Le rôle exact des bornes milliaires a fait l'objet de discussion. Elles assuraient incontestablement un rôle de représentation du pouvoir, dont elles manifestaient l'action. On les a parfois assimilées à des moyens de propagande. Pour Benjamin Isaac, si les bornes milliaires ne sont pas des objets utilitaires leur fonction de communication doit être replacée dans le contexte de monarchie autocratique qu'était l'Empire. Ainsi dans la partie orientale de l'Empire les bornes milliaires portent la titulature de l'empereur en latin, alors que les indications de distance sont souvent en grec : cette dernière partie peut donc bien être lue par la population à la différence de la première qui n'est donc pas destinées à être lue par la population provinciale. Cette dernière en effet ne connaît pas en général le latin, langue de l'armée et de l'administration impériale. Mais selon lui, le message n'était pas tant destiné aux soldats qu'utilisé par leur hiérarchie pour manifester sa loyauté envers l'empereur[7].
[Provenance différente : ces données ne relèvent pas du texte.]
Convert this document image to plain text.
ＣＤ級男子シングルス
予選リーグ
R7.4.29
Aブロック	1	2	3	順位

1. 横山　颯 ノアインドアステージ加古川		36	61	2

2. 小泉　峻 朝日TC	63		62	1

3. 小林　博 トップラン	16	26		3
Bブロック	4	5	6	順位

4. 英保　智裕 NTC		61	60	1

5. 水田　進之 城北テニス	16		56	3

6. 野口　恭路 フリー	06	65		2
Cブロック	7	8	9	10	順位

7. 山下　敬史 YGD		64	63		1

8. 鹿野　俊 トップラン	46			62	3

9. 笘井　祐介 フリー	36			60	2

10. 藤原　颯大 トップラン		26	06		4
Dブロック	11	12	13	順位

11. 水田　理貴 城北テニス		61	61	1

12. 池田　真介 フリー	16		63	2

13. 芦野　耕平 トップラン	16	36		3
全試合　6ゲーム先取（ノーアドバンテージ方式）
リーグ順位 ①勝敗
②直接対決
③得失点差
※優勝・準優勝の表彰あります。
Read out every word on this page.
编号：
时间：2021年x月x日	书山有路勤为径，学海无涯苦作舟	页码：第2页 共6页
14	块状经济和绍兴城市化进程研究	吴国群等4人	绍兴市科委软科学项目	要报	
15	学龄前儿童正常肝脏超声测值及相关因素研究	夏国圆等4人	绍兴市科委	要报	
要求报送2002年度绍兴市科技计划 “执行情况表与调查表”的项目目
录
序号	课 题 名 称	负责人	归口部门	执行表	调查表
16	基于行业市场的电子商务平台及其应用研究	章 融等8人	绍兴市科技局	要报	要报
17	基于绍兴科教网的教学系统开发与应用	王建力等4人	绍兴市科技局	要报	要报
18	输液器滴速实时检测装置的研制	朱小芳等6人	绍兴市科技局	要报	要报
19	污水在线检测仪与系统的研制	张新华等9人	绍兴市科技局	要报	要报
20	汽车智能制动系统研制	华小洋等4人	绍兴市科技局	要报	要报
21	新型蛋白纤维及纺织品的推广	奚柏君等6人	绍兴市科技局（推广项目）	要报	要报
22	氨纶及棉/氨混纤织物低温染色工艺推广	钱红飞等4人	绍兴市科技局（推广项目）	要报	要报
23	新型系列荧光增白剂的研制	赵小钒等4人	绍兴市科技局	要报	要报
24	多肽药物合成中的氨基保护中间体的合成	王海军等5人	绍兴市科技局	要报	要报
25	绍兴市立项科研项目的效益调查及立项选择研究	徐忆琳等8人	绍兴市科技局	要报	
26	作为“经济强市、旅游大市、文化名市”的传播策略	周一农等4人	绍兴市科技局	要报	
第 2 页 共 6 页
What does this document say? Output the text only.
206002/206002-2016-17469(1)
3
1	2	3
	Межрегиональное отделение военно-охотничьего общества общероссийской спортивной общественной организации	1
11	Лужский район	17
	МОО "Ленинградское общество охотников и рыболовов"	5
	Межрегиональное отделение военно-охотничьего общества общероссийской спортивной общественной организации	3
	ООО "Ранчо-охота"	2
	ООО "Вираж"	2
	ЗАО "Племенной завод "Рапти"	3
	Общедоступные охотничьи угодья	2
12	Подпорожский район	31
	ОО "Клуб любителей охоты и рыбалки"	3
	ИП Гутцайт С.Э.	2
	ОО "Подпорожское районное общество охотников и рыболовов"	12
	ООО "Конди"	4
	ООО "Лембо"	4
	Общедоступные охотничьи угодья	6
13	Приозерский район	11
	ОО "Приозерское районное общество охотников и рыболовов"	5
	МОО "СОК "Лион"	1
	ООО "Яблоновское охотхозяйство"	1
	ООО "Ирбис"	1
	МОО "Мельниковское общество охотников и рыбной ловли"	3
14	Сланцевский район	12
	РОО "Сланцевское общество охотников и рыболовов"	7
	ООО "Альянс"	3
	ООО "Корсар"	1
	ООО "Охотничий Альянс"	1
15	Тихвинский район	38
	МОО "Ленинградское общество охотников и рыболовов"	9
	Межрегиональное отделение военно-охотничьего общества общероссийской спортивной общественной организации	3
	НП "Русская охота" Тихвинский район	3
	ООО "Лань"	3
Borne de la Via Nova, (Milliaire XXIX) à Campo do Gerês (Terras de Bouro) (Portugal) ancienne province romaine de Gallaecia, réf. CIL II, 4803.

Toujours selon Benjamin Isaac, dans plusieurs provinces, en Bretagne, en Judée et en Pannonie, les premières bornes milliaires datent du voyage d'Hadrien dans ces régions : l'armée et ses officiers manifestant ainsi leur fidélité au souverain et la bonne administration des territoires placés sous leur autorité. Les bornes n'illustreraient alors pas tant la volonté de l'Empire de manifester sa puissance envers ses sujets que le rapport liant l'empereur et les responsables des provinces[8]. La disposition des bornes le long des routes n'obéirait pas à une logique particulière et l'accumulation de bornes en un même lieu ne signalerait que la répétition mécanique d'un bornage servant à donner des gages de fidélité. Benjamin Isaac note toutefois la possibilité que les bornes aient aussi eu un rôle plus concret indiquant sur le terrain des assignations fiscales.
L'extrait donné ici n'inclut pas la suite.